City braces for Sean Bell verdict

Sharpton & Bell's fiance called for peace at rally today
April 23, 2008 6:59:53 PM PDT
It is a big week in the Sean Bell shooting case. The judge will deliver his verdict on Friday...deciding the fate of the three police officers on trial. However, it turns out, already, there are calls for peace. When police killed an unarmed African immigrant in a hail of 41 bullets in 1999, outrage was rampant on the streets of New York.

About 1,200 people were arrested, including elected officials and celebrities, during a month of daily protests. Thousands more marched through the city after the officers were acquitted in Amadou Diallo's death.

Nine years later, three officers will learn their fate on Friday in another case of audacious police firepower - 50 shots aimed at an unarmed black man at his wedding day. The city is bracing for more protests if the officers are acquitted.

This time, however, the mood is muted.

The New York Police Department has downplayed reports that 1,000 officers will be deployed outside the courthouse in Queens and also near the spot where Sean Bell was killed hours before his wedding.

NYPD spokesman Paul Browne declined to specify any plans. The department, though "always ready for any eventuality," doesn't expect serious trouble, he said.

The mood has been tempered by several factors. Racial tensions in the city are low compared to the Diallo era, when then-Mayor Rudy Giuliani had poor relations with the black community. And in the Bell case, two of the officers are black, making it less racially charged.

Mayor Michael Bloomberg has said he believes calm will prevail after the verdict.

"My expectation is that no matter what the decision is, everybody will act in a dignified manner no matter what they think," the mayor said.

The Rev. Al Sharpton has appeared Wednesday on the steps of City Hall with two friends of Bell who were seriously injured in the shooting "to call on the community to give the criminal justice system a chance to work."

Bell, 23, and the two companions were shot on Nov. 25, 2006, after a bachelor party at a seedy strip club in Queens that police had targeted for an undercover vice operation.

Says Bell's fiance, Nicole Paultre Bell said "Nothing will ever bring Sean back. ... I pray the right decision is made Friday."

The defense claims that undercover officer Gescard Isnora, who was posing as a club patron, believed a gunfight involving Bell and his friends was brewing when he confronted them as they entered Bell's car and identified himself as an officer. He and the other officers opened fire after Bell violently pulled away and crashed into an unmarked police van.

The prosecution has portrayed the defendants as trigger-happy cowboys who shot first and made up a reason for it later when they realized no gun was in the car. The surviving victims testified they were shocked when a stranger in street clothes - Isnora - confronted them and began shooting without warning.

The three detectives charged with manslaughter, assault and reckless endangerment opted to have a judge, state Supreme Court Justice Arthur Cooperman, decide their case instead of a jury.

If convicted, Isnora and Michael Oliver up to 25 years in prison; Marc Cooper s up to one year on the lesser endangerment count.
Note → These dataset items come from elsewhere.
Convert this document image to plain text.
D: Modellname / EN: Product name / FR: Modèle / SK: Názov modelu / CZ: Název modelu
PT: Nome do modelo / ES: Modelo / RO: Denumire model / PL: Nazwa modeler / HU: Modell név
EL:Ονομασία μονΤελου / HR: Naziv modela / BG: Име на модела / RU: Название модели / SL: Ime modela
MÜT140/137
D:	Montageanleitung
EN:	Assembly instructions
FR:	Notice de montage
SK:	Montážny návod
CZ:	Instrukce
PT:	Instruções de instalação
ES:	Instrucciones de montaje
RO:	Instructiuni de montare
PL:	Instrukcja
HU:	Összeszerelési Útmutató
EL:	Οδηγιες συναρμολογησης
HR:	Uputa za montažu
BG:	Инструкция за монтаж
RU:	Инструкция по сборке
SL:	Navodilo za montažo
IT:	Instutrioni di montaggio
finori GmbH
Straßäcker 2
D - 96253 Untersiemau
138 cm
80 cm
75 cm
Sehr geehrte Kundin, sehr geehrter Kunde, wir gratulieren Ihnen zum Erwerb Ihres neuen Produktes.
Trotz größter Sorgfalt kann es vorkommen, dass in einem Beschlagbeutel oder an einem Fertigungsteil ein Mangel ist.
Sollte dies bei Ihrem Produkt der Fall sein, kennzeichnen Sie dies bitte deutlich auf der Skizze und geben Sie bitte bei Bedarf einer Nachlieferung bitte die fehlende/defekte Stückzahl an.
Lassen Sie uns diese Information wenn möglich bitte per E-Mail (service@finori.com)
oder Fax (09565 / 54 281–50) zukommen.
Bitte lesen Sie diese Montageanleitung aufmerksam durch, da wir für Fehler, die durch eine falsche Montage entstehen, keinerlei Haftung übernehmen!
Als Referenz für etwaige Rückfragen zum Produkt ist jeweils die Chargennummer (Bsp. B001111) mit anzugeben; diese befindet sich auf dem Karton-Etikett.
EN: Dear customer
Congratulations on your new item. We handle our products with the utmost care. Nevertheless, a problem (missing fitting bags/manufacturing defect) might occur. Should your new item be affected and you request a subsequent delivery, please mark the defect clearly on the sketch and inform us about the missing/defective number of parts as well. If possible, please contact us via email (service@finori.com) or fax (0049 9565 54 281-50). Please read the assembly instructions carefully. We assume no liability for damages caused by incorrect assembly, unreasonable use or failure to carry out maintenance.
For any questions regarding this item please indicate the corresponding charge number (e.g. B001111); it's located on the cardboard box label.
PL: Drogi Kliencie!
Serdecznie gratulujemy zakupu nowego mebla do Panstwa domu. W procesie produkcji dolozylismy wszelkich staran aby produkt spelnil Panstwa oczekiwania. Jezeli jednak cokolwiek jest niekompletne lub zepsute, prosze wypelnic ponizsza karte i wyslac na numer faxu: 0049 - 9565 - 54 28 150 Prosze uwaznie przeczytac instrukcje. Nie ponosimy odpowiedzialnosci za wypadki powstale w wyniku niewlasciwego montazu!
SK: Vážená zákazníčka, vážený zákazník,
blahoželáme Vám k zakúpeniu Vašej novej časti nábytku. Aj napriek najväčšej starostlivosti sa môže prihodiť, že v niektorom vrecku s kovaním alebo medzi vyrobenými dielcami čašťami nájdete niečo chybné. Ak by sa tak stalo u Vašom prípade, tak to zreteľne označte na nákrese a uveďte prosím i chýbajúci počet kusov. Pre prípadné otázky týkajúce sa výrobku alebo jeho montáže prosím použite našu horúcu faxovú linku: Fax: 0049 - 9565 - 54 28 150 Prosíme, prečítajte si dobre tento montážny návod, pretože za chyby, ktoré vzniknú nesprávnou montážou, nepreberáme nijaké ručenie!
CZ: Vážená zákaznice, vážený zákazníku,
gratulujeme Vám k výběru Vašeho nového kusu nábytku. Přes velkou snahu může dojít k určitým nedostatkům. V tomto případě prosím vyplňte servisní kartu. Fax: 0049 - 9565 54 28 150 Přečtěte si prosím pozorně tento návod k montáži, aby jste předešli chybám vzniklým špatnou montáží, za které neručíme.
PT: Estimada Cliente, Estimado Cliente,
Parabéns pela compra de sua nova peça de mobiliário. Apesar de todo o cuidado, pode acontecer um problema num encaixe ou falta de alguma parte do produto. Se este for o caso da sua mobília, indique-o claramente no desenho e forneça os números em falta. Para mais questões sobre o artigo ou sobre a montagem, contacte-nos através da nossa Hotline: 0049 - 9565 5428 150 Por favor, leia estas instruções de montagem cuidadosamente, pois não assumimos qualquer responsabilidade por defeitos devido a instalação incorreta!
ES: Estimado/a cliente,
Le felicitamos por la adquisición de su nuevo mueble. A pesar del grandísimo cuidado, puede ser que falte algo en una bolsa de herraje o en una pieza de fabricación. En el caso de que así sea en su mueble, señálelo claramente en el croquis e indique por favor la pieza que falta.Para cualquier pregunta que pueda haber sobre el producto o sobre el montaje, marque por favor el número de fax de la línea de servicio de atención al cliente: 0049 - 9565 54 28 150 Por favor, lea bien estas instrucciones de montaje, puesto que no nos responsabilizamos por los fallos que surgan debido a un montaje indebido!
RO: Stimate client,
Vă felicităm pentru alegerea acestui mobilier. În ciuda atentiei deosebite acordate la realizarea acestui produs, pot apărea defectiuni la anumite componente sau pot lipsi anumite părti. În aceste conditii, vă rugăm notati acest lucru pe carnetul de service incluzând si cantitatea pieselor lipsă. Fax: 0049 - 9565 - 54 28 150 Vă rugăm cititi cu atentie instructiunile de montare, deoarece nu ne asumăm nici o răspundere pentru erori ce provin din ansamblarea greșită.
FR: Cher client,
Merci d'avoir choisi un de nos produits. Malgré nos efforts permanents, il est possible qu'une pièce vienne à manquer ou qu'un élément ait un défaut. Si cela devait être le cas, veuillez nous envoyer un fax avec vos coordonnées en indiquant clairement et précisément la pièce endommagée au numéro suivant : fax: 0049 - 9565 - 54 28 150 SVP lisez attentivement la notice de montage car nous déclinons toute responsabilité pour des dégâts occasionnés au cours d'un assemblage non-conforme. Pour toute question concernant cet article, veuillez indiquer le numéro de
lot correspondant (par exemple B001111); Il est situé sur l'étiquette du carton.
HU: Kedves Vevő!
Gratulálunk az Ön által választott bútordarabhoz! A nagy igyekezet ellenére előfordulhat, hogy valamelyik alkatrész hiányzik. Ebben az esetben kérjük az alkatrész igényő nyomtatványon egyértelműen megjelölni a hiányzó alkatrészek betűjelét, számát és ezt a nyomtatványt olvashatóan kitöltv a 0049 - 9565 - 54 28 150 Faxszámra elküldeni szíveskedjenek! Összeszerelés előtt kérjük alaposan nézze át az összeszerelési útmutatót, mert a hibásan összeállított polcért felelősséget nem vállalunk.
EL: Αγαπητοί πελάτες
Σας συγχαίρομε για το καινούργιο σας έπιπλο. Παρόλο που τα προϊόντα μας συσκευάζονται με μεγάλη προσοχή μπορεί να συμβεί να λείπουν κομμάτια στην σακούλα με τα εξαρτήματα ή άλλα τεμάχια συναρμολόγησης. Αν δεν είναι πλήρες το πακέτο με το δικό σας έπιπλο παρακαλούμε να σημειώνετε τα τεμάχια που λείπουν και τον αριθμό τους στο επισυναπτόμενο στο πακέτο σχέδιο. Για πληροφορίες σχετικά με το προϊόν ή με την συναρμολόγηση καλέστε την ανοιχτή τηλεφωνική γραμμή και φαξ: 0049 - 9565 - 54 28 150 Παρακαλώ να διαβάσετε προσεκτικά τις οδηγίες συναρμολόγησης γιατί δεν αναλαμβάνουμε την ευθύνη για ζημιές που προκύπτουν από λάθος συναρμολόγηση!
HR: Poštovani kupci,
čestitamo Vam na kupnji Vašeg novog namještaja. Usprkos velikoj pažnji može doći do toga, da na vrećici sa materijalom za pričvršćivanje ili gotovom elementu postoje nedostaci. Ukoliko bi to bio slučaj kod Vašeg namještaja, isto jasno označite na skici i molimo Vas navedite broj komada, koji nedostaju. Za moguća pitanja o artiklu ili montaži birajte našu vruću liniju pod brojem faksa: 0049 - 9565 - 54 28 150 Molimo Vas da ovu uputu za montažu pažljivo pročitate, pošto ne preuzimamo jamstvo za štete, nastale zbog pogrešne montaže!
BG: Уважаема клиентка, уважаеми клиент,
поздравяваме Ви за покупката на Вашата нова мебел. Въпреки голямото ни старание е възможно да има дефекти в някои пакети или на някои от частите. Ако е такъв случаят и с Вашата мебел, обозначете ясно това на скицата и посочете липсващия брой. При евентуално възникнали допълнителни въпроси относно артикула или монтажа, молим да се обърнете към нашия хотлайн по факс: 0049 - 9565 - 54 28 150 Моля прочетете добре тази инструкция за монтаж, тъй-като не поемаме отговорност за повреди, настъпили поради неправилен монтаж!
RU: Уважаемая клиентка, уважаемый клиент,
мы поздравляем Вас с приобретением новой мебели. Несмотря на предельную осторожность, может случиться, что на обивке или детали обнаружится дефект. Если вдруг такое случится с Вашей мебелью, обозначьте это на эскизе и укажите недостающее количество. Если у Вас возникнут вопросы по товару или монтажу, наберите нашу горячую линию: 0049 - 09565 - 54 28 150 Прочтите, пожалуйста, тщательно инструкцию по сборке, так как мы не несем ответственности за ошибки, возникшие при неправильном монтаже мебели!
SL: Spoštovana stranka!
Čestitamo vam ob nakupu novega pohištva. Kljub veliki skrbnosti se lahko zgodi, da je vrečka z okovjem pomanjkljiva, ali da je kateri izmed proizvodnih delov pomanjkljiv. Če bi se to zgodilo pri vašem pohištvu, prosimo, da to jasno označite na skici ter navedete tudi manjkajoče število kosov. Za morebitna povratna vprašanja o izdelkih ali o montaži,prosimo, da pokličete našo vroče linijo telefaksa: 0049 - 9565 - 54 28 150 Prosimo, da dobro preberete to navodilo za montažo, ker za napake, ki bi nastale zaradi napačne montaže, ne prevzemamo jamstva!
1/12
If acquitted, the officers still could be hit with departmental charges and possible dismissal from the force, and the city still must contend with multimillion-dollar civil lawsuits brought by the families of the victims.

The slaying of Bell has drawn obvious comparisons to that of Diallo: Both victims were young black men gunned down while minding their own business - Diallo was on his doorstep reaching for his wallet when he was shot. In both cases, the victims were shot by officers who claimed their targets were acting suspiciously and that deadly force was necessary.

The onslaught of pretrial publicity in the Diallo case convinced an appeals court to move the trial of four officers to Albany, where a jury cleared them following a trial 2000. The news prompted protesters to take to the streets in Manhattan and elsewhere in New York, resulting in about 100 arrests.

The Rev. Herbert Daughtry, who helped orchestrate widespread civil disobedience over Diallo's killing, said protesters "were flocking in to get arrested" at the demonstrations.

After Bell's killing, there was a peaceful march involving several thousand people - many drawing comparisons to the Diallo case - as Sharpton rallied support for the victim's grieving fiancee and parents. Demonstrations after that were small, sporadic and uneventful.

When it comes to the Bell case and protests, "The stamina's not there," said Norman Siegel, a lawyer and longtime civil rights advocate.

Siegel theorized that police critics, disappointed that the Diallo case failed to result in meaningful reforms, have retreated because "they don't think the script is going to be any different."

Both Siegel and Daughtry said the mass anti-police protests in 1999 were fueled in part by the indifference of Bloomberg's combative, ceaselessly pro-law enforcement predecessor, Giuliani. By contrast, Bloomberg was quick to meet with black and religious leaders, afterward telling reporters, "It sounds like to me like excessive force was used."

Daughtry said no matter how the case concludes, he'll focus on comforting Bell's family.

"When the marching feet stop marching, the cameras stop clicking, when all the shouting dies down, this family will still have to deal with the that their young son is dead," he said.